Infelizmente, o que se discutiu na semana seguinte incidiu sobre a competência dos deputados e sobre a razão de existir do Parlamento. Conversa totalmente errada. Os deputados, envergonhados, tiveram de escrever ou falar nas televisões justificando as suas ausências das votações. Propósito totalmente errado. Os jornalistas-pivots quase que se babavam de satisfação perante tamanha redenção por parte de pessoas tão notórias. Comportamento totalmente justificado.
O Estado, que é o maior empregador do país, não respeita e humilha os seus trabalhadores. O português é, na sua maneira de ser, invejoso. Em vez de incutir o sentido da responsabilidade e da produção em função de objectivos, o Estado limita-se à política do parecer. Um funcionário que esteja numa repartição das 9 às 5 em frente a um computador, mesmo que esteja a jogar cartas, vale mais do que aquele que prefere laborar em casa por ter melhores condições e que até trabalhe fora do horário. Os grandes gestores do sector privado trabalham segundo este prisma, sempre disponíveis até para se deslocarem à empresa ao Domingo. É tudo uma questão de depositar confiança nas pessoas e na certeza do cumprimento das suas responsabilidades. Não se pode punir toda uma classe de trabalhadores por haver quem não cumpra devidamente a sua função.

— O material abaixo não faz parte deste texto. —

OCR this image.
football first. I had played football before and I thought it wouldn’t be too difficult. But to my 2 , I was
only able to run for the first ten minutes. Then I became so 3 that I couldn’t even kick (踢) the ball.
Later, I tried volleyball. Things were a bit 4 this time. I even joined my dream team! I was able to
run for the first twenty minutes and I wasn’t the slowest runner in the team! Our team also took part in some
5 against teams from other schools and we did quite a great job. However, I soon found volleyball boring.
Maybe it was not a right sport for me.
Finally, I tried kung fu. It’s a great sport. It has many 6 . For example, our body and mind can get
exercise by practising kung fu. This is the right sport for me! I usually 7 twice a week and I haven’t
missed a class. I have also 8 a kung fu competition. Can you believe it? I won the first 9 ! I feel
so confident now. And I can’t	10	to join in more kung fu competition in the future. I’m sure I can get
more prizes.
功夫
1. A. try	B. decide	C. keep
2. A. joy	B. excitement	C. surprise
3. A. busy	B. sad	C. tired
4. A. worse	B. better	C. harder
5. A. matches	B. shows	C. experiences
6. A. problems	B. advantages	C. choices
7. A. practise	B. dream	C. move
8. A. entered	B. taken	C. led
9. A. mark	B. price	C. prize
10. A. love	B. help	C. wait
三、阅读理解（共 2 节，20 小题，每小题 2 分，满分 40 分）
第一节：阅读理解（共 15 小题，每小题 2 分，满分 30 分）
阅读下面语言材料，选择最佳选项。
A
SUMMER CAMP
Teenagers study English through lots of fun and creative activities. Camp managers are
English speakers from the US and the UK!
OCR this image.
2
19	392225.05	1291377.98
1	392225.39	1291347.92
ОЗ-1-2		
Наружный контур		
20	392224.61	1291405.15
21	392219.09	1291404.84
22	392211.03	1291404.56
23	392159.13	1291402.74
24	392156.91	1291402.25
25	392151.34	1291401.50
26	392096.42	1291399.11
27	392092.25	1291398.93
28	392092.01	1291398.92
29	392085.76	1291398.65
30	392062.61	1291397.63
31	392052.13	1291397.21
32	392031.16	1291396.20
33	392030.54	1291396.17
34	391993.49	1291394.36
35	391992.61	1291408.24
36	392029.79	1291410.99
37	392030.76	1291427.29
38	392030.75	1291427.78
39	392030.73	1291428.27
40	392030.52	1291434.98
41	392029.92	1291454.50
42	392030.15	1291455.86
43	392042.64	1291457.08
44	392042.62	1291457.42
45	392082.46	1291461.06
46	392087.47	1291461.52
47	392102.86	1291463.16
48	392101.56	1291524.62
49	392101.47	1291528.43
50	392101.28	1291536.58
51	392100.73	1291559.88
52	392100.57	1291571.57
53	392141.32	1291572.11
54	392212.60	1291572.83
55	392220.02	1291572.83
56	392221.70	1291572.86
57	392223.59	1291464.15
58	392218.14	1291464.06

O governo que tanto contesta os direitos adquiridos e se serve da população para dar força a esta contestação não se pode esquecer que foram os governos anteriores, desde o 25 de Abril, que os concederam aos trabalhadores. Que eu saiba, só existe um Estado.
A ladainha de sempre que diz que há trabalhadores melhores do que outros fica mal aos deputados. A forma como são recrutados é que origina o equívoco de haver melhor deputados do que outros. Como é que um deputado do círculo de Braga pode ser melhor para as regiões autónomas do que um deputado eleito pelos Açores?